Monday, May 20, 2024

China plans dam on Brahmaputra river; India has cause for worry

China plans to build a major hydropower project on Brahmaputra river in Tibet causing anxieties in lower riparian India as also Bangladesh. However, the Chinese government has downplayed these concerns saying it will take care of their interests. The assurances are of little value to these countries as they do not have any water sharing agreements.

In international law governing trans-national rivers, significant weights is given to “established water usage” of lower riparians. An upper riparian nation, like China is in this case, cannot harm the interests of other nations who depend on a river. The anxieties expressed by India and Bangladesh stem from the fact that China often ignores established international conventions and even binding laws.

The proposal to build the dam on Brahmaputra has been put forward in 14th Five Year Plan (2021-25). Chairman of the Power Construction Corporation of China Yan Zhiyong gave some details regarding the dam on Sunday.

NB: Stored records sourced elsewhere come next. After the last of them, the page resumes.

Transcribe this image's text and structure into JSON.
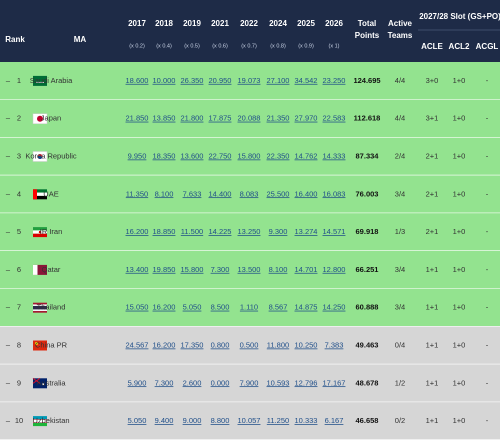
{
  "header": {
    "rank": "Rank",
    "ma": "MA",
    "years": [
      {
        "year": "2017",
        "factor": "(x 0.2)"
      },
      {
        "year": "2018",
        "factor": "(x 0.4)"
      },
      {
        "year": "2019",
        "factor": "(x 0.5)"
      },
      {
        "year": "2021",
        "factor": "(x 0.6)"
      },
      {
        "year": "2022",
        "factor": "(x 0.7)"
      },
      {
        "year": "2024",
        "factor": "(x 0.8)"
      },
      {
        "year": "2025",
        "factor": "(x 0.9)"
      },
      {
        "year": "2026",
        "factor": "(x 1)"
      }
    ],
    "total": [
      "Total",
      "Points"
    ],
    "active": [
      "Active",
      "Teams"
    ],
    "slot": "2027/28 Slot (GS+PO)",
    "slots": [
      "ACLE",
      "ACL2",
      "ACGL"
    ]
  },
  "rows": [
    {
      "change": "–",
      "rank": "1",
      "ma": "Saudi Arabia",
      "values": [
        "18.600",
        "10.000",
        "26.350",
        "20.950",
        "19.073",
        "27.100",
        "34.542",
        "23.250"
      ],
      "total": "124.695",
      "active": "4/4",
      "slots": [
        "3+0",
        "1+0",
        "-"
      ]
    },
    {
      "change": "–",
      "rank": "2",
      "ma": "Japan",
      "values": [
        "21.850",
        "13.850",
        "21.800",
        "17.875",
        "20.088",
        "21.350",
        "27.970",
        "22.583"
      ],
      "total": "112.618",
      "active": "4/4",
      "slots": [
        "3+1",
        "1+0",
        "-"
      ]
    },
    {
      "change": "–",
      "rank": "3",
      "ma": "Korea Republic",
      "values": [
        "9.950",
        "18.350",
        "13.600",
        "22.750",
        "15.800",
        "22.350",
        "14.762",
        "14.333"
      ],
      "total": "87.334",
      "active": "2/4",
      "slots": [
        "2+1",
        "1+0",
        "-"
      ]
    },
    {
      "change": "–",
      "rank": "4",
      "ma": "UAE",
      "values": [
        "11.350",
        "8.100",
        "7.633",
        "14.400",
        "8.083",
        "25.500",
        "16.400",
        "16.083"
      ],
      "total": "76.003",
      "active": "3/4",
      "slots": [
        "2+1",
        "1+0",
        "-"
      ]
    },
    {
      "change": "–",
      "rank": "5",
      "ma": "IR Iran",
      "values": [
        "16.200",
        "18.850",
        "11.500",
        "14.225",
        "13.250",
        "9.300",
        "13.274",
        "14.571"
      ],
      "total": "69.918",
      "active": "1/3",
      "slots": [
        "2+1",
        "1+0",
        "-"
      ]
    },
    {
      "change": "–",
      "rank": "6",
      "ma": "Qatar",
      "values": [
        "13.400",
        "19.850",
        "15.800",
        "7.300",
        "13.500",
        "8.100",
        "14.701",
        "12.800"
      ],
      "total": "66.251",
      "active": "3/4",
      "slots": [
        "1+1",
        "1+0",
        "-"
      ]
    },
    {
      "change": "–",
      "rank": "7",
      "ma": "Thailand",
      "values": [
        "15.050",
        "16.200",
        "5.050",
        "8.500",
        "1.110",
        "8.567",
        "14.875",
        "14.250"
      ],
      "total": "60.888",
      "active": "3/4",
      "slots": [
        "1+1",
        "1+0",
        "-"
      ]
    },
    {
      "change": "–",
      "rank": "8",
      "ma": "China PR",
      "values": [
        "24.567",
        "16.200",
        "17.350",
        "0.800",
        "0.500",
        "11.800",
        "10.250",
        "7.383"
      ],
      "total": "49.463",
      "active": "0/4",
      "slots": [
        "1+1",
        "1+0",
        "-"
      ]
    },
    {
      "change": "–",
      "rank": "9",
      "ma": "Australia",
      "values": [
        "5.900",
        "7.300",
        "2.600",
        "0.000",
        "7.900",
        "10.593",
        "12.796",
        "17.167"
      ],
      "total": "48.678",
      "active": "1/2",
      "slots": [
        "1+1",
        "1+0",
        "-"
      ]
    },
    {
      "change": "–",
      "rank": "10",
      "ma": "Uzbekistan",
      "values": [
        "5.050",
        "9.400",
        "9.000",
        "8.800",
        "10.057",
        "11.250",
        "10.333",
        "6.167"
      ],
      "total": "46.658",
      "active": "0/2",
      "slots": [
        "1+1",
        "1+0",
        "-"
      ]
    }
  ]
}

“There is no parallel in history … it will be a historic opportunity for the Chinese hydropower industry,” Yan said addressing a conference of the Chinese Society for Hydropower Engineering. The 14th Five Year Plan was adopted by Plenum, a key policy body of the Chinese Communist Party (CPC), last month.

Details regarding the plan for the dam may be made public early next year. Over the last few years, India has repeatedly conveyed its concern and established water usage rights on Brahamputra to the Chinese government. The dam is to be established in Medog county, where Yarlung Zangbo (Chinese name for the river) grand canyon is located.

Incidentally, Medong is the last county which borders Arunachal Pradesh in the far north eastern region of India. Tibet has about 200 million kWH of water resources, accounting for 30 per cent of the total in China.

India and China had established Expert Level Mechanism (ELM) in the year 2006 to hold discussions on trans-border rivers. Under existing arrangements, China provides hydrological information regarding Brahmaputra and Sutlej rivers to India during May 15 to October 15 period.